Terri E. Lindquester was accredited in the Southeast Region of the United States in September 2019. Terri is a former Associate Professor of Mathematics at Rhodes College in Memphis. She also served as Chair of the Department of Mathematics and was the Associate Dean of Academic Affairs while at Rhodes. She was previously an Associate Fellow of the Institute of Combinatorics, a reviewer for grant proposals for the National Science Foundation and served as President of the Rhodes Phi Beta Kappa Chapter. She holds a B.S. degree and Ph.D. in mathematics from Emory University.
What motivated you to pursue accreditation?

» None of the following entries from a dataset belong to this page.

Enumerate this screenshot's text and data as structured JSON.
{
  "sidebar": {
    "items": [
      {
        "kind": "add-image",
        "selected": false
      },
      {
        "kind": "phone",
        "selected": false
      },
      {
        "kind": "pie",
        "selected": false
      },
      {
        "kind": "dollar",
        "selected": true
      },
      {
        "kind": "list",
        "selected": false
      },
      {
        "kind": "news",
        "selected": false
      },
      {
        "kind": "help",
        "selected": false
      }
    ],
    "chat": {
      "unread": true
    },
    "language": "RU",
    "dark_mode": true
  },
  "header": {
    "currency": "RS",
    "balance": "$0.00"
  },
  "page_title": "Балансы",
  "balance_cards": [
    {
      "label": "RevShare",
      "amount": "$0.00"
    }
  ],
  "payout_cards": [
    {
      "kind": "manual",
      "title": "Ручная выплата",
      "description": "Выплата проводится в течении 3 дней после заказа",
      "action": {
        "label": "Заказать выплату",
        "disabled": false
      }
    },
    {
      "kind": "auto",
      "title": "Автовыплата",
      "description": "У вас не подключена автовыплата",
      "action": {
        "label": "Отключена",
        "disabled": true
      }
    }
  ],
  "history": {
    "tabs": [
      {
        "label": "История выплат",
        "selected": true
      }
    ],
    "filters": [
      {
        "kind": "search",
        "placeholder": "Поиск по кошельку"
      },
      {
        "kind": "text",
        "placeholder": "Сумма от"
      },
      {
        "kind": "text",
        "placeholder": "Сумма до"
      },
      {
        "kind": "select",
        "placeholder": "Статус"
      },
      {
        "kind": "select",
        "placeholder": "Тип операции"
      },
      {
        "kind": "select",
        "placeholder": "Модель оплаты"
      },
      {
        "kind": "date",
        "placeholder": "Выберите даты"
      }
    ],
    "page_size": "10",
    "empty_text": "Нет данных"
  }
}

I have always been awestruck by the passage of time and the history it leaves behind in its fascinating, carved-out path. Even as a child I searched around my small town for antique collectibles and asked questions about people from the past. The preservation of history through the discovery and analysis of old records particularly interests me. I have been pursuing genealogy for about 20 years now, and I felt that accreditation with ICAPGenSM would help me become better at finding, interpreting, and preserving historical records. I want to more clearly understand my family’s role in their snippet of history.
What are some challenging or unique aspects to researching in your area of accreditation?
Many records in the Southeastern states were destroyed or have been stored indefinitely in spaces where conditions are odious. There are several small towns and communities that do not have the resources to keep or restore historical documents. Disorganization of some records makes them very difficult to find, and often sections or issues of records are missing. For many years, large areas in the Southern United States were primarily agrarian, populated by farmers who did not keep precise records or who could not make the long trip to the courthouse to register an important event. Much analysis is needed with these records to establish family relationships.
What advice do you have for those pursuing accreditation?
Study the advice provided by the professionals on the ICAPGenSM website and utilize their videos and other resources offered that support the accreditation process. It is a long road, but building streamlined study guides and practicing testing in a strictly timed environment helps a great deal.
What research projects are you involved with now or have planned for the future?
My most immediate goal is to return to my own family history and use what I have learned from the accreditation process to reexamine and extend my work for those family lines. I also want to refine my organization methods for the records and books in my collection. (As Mary E.V. Hill, AG®, stated on her website, “Genealogy is fun when you can find things!”)
I am currently working for the American History Company conducting genealogical research to help the United States Army locate family members of our soldiers from past conflicts who are still considered unaccounted-for. It is very rewarding work and an honor for me to be involved in this extensive, ongoing project of the United States Army. There is a quote attributed to Winston Churchill that resonates with me. Scholars have debated his actual words, but it is commonly stated as, “The further backward you can look, the further forward you can see.”